# GradientLess Descent

## Contents

## Introduction

### Motivation and Set-up

A general optimisation question can be formulated by asking to minimise an objective function [math]f : \mathbb{R}^n \to \mathbb{R}[/math], which means finding: \begin{align*} x^* = \mathrm{argmin}_{x \in \mathbb{R}^n} f(x) \end{align*}

Depending on the nature of [math]f[/math], different settings may be considered:

- Convex vs non-convex objective functions;
- Differentiable vs non-differentiable objective functions;
- Allowed function or gradient computations;
- Noisy/Stochastic oracle access.

For the purpose of this paper, we consider convex smooth objective noiseless functions, where we have access to function computations but not gradient computations. This class of functions is quite common in practice; for instance, they make special appearances in the reinforcement learning literature.
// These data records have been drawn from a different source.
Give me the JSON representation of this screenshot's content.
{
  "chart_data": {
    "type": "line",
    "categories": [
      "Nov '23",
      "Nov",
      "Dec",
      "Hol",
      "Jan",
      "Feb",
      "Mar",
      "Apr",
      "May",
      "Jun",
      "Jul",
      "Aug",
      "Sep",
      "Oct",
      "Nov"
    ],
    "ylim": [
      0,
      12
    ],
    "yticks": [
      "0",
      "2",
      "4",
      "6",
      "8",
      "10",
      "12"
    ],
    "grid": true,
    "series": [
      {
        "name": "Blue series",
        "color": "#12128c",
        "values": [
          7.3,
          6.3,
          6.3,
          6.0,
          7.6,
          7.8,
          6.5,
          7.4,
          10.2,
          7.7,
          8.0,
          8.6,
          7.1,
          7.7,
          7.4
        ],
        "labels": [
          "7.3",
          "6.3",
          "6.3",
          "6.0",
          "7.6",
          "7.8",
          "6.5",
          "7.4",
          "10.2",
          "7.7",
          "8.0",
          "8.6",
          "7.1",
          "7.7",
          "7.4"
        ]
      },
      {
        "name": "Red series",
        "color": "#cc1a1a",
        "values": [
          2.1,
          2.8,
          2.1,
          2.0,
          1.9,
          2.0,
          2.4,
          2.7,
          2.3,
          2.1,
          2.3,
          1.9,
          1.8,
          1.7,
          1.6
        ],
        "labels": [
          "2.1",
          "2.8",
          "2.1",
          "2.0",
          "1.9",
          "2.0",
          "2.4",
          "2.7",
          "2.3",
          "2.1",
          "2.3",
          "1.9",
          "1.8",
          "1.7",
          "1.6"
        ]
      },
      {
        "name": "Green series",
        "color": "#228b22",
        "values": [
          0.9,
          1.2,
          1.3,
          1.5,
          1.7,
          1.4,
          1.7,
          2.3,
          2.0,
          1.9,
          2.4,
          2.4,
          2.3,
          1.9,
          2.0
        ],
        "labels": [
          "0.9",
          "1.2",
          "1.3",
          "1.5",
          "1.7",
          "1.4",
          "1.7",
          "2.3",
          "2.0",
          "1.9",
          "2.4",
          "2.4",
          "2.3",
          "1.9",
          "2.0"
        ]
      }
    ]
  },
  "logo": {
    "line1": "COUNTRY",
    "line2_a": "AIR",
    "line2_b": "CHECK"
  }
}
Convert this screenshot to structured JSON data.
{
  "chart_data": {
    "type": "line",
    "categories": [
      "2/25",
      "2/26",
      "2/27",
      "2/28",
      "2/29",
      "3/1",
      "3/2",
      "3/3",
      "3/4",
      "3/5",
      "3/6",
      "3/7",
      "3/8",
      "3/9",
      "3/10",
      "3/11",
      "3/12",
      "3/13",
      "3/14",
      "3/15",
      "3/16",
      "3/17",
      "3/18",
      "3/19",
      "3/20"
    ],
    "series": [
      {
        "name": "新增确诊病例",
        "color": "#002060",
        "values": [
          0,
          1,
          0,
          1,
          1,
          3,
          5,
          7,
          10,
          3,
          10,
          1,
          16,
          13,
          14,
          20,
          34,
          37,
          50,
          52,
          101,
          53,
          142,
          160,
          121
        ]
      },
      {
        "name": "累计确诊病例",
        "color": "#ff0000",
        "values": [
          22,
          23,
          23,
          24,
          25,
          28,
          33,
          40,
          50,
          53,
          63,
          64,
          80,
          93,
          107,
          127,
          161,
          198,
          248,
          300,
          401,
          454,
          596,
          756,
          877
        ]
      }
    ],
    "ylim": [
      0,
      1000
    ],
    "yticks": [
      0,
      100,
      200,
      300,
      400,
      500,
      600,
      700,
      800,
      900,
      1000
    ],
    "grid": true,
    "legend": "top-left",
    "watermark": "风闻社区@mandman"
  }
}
To be even more precise, in our context we let [math]K \subseteq \mathbb{R}^n[/math] be compact [math]f : K \to \mathbb{R}[/math] be [math]\beta[/math]-smooth and [math]\alpha[/math]-strongly convex.

**Definition 1**

A convex continuously differentiable function [math]f : K \to \mathbb{R}[/math] is [math]\alpha[/math]-strongly convex for [math]\alpha \gt 0[/math] if \begin{align*} f(y) \geq f(x) + \left\langle \nabla f(x), y-x\right\rangle + \frac{\alpha}{2} ||y - x||^2 \end{align*} for all [math] x,y \in K [/math]. It is called [math]\beta[/math]-smooth for [math]\beta \gt 0[/math] if \begin{align*} f(y) \leq f(x) + \left\langle \nabla f(x), y-x\right\rangle + \frac{\beta}{2} || y - x||^2 \end{align*} for all [math] x,y \in K [/math]

We remark that if [math]f[/math] is twice continuously differentiable, this is simply equivalent to the eigenvalues of the Hessian matrix [math]Hf[/math] being bounded between [math]\alpha[/math] and [math]\beta[/math]. Further intuition can be gained from the image below, showing how such a function can be contained within quadratic bounds.

In convex analysis, one usually says that a function has condition number [math]Q[/math] if it is both [math]\alpha[/math]-strongly convex, and [math]\beta[/math]-smooth, and [math]\frac{\beta}{\alpha} \leq Q[/math]. The authors of this paper consider the more general case where [math]f[/math] is a monotone transformation of a [math]\alpha[/math]-strongly convex and [math]\beta[/math]-smooth function; for simplicity and transparency, we shall not consider these extensions here, but shall note that their proofs are quite elementary.

### Zeroth-Order Optimisation

In zeroth-order optimisation, we are interested in minimising a function without computing its derivatives. This is important in many practical applications in which derivatives may not be available or they may be difficult to compute, such as:

- Combinatorial (i.e. discrete) optimisation
- Instances of non-analytic loss functions (e.g. hyperparameter tuning)
- Adversarial attacks
- Reinforcement learning

Curiously, a large amount of this approach focuses on approximating gradients and then using first-order optimisation algorithms.

This paper presents a purely gradientless algorithm, proposes a geometric approach to analyse the algorithm, and proves a [math]O( k Q \log (n / \epsilon ))[/math] convergence bound.

## GradientLess Descent Algorithm

The proposed algorithm is given in the picture below.

Observe that at each step, we perform binary search over several concentric circles and randomly sample points, in the hopes that if we take a small step in a random direction this will reduce the value of the objective function.

## Proof of correctness

The correctness of this algorithm hinges on two observations. The first one is about the volume of the intersection of high-dimensional balls; we call this intersection a hyperspherical cap.

**Theorem 1**

Let [math]B_1, B_2 \subseteq \mathbb{R}^n[/math] be balls of radii [math]r_1, r_2[/math]. Let [math]\ell[/math] be the distance between the centres. If [math]r_1 \in \left[ \frac{\ell}{2 \sqrt{n}} , \frac{\ell}{\sqrt{n}} \right][/math] and [math]r_2 \geq \ell - \frac{\ell}{4n}[/math], then [math]\lambda (B_1 \cap B_2) \geq c_n \lambda (B_1)[/math], where [math]c_n \geq \frac{1}{4}[/math].